Multi-wavelength and time-domain diffuse optical tomography data processing by using a material basis and Mellin-Laplace transform

In order to increase sensitivity in the depth of diffusive media and to separate chromophores with distinct spectral signatures, we developed a method to process time-domain/multi-wavelength diffuse optical acquisitions: 3D Reconstructions of chromophore concentrations are performed with an algorithm based on the use of Mellin-Laplace Transform and material basis. A noise weighted data matching term is optimized by using the conjugated gradients method without expressing the Jacobian matrix of the system. As the algorithm uses reference measurements on a known medium, it does not require measurements or computations of the instrument response function of the system. Validations are performed in the reflectance geometry on a tissue-mimicking phantom composed of intralipid and black ink and a cylindrical blue dye inclusion with a radius of 4mm located at 15mm in depth.
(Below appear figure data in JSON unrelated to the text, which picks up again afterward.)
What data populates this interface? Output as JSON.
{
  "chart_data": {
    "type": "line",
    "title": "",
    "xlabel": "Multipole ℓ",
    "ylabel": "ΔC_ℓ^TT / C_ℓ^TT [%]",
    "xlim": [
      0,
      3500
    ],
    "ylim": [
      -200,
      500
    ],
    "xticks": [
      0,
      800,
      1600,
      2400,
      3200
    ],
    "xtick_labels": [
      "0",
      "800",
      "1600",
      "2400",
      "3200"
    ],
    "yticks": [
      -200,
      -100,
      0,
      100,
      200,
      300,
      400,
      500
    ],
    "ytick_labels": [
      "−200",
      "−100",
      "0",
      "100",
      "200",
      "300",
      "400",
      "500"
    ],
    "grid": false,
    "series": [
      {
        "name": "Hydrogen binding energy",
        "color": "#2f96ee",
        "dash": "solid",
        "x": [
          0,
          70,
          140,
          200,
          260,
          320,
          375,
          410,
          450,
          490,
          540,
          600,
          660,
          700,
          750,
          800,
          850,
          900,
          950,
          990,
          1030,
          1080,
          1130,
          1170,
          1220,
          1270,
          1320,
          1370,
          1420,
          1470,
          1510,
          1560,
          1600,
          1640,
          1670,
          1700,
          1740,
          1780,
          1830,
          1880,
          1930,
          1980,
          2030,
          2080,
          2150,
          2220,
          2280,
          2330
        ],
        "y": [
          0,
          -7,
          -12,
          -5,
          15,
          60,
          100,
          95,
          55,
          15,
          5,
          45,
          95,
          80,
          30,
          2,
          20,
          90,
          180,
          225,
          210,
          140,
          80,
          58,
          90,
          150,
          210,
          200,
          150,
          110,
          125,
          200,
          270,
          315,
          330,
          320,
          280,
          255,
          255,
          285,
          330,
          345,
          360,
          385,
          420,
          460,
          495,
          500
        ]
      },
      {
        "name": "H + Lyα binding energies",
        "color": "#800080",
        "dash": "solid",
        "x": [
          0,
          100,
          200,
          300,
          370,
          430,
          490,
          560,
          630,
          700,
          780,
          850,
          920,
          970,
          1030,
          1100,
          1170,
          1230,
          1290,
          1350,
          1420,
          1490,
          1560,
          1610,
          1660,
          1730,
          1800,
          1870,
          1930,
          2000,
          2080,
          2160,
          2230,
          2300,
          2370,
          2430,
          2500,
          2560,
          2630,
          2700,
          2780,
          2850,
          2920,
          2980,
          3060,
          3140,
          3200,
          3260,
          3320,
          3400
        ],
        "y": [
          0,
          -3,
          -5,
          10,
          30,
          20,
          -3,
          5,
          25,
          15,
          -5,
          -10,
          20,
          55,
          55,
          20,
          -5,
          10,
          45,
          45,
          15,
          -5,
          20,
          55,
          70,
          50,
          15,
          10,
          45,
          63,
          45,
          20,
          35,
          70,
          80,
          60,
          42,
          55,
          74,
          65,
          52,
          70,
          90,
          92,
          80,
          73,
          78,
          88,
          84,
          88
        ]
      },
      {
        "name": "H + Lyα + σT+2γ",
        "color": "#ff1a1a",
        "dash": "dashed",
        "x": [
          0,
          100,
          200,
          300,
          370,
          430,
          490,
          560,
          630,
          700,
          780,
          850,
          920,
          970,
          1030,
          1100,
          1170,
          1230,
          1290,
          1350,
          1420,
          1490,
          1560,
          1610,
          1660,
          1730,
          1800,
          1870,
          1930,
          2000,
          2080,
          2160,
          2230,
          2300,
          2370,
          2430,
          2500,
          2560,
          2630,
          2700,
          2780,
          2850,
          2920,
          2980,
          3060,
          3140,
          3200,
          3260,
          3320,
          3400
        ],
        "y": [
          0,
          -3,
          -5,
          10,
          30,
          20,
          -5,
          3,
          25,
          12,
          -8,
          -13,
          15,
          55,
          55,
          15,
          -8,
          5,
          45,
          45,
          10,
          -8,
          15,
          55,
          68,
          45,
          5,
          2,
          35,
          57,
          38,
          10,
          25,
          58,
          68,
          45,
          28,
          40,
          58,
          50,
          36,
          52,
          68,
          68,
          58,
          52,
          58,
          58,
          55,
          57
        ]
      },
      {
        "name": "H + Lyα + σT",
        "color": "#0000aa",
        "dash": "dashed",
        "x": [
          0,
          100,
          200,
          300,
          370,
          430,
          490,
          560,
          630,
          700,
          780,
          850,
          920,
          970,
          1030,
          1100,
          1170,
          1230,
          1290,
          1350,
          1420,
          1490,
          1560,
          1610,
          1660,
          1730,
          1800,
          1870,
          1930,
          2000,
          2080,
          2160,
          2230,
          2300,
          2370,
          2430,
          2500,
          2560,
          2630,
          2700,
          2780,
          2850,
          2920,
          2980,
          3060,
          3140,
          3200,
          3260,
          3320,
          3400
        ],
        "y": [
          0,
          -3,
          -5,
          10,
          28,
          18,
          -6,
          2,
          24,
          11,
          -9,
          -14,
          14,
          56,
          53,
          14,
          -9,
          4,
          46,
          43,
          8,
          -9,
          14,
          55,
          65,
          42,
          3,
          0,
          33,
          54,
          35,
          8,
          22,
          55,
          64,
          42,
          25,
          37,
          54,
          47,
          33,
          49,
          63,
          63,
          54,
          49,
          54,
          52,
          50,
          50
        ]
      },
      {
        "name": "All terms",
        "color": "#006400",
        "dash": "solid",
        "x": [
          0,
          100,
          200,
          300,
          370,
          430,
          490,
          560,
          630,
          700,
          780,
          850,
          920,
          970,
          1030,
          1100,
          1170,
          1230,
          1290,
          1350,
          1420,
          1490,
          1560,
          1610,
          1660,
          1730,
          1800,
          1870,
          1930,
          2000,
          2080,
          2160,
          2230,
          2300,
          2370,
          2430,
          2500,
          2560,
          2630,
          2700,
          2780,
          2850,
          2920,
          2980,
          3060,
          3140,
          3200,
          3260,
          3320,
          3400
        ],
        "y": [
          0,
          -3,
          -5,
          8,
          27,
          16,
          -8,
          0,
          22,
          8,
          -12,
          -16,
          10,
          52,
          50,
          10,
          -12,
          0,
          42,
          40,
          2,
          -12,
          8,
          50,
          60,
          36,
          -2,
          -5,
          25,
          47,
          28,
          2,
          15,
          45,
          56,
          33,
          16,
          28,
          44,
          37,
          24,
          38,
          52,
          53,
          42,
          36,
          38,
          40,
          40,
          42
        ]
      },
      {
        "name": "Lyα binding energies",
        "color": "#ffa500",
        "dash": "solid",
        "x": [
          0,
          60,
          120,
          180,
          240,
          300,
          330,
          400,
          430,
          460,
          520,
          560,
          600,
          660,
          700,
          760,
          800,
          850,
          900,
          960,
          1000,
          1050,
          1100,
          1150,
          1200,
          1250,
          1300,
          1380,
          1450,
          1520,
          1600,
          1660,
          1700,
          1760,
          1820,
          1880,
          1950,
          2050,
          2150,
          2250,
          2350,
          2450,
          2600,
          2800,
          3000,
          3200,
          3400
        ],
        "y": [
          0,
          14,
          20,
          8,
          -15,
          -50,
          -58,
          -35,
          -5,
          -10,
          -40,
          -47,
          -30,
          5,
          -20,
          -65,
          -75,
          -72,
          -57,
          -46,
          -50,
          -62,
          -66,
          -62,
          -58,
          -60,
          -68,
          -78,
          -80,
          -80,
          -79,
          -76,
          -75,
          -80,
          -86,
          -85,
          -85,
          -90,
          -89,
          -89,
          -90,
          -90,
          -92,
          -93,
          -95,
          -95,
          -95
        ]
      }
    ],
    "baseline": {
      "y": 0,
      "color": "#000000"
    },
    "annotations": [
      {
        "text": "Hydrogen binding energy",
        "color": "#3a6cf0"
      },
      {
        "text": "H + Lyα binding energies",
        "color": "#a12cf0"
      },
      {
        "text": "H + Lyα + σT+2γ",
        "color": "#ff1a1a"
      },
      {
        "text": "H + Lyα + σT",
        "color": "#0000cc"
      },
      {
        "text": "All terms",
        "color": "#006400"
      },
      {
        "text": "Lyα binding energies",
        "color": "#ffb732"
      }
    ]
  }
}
The optical tomography setup includes a laser whose picosecond pulses are injected via an optical fiber to the probed diffusive medium and the light collected by two fibers (located 15mm apart from the source), is sent to a Single-Photon Avalanche Diode (SPAD) connected to a Time-Correlated Single-Photon Counting (TCSPC) board. The source and two detectors scan the surface of the medium so as to provide 30 source-detector couples, 900 time-bins and 5 wavelength signals. 3D reconstructions performed on the black ink and blue dye materials on a mesh of around 10000 nodes show that we are able to detect, localize and determine the composition of the inclusion and the background.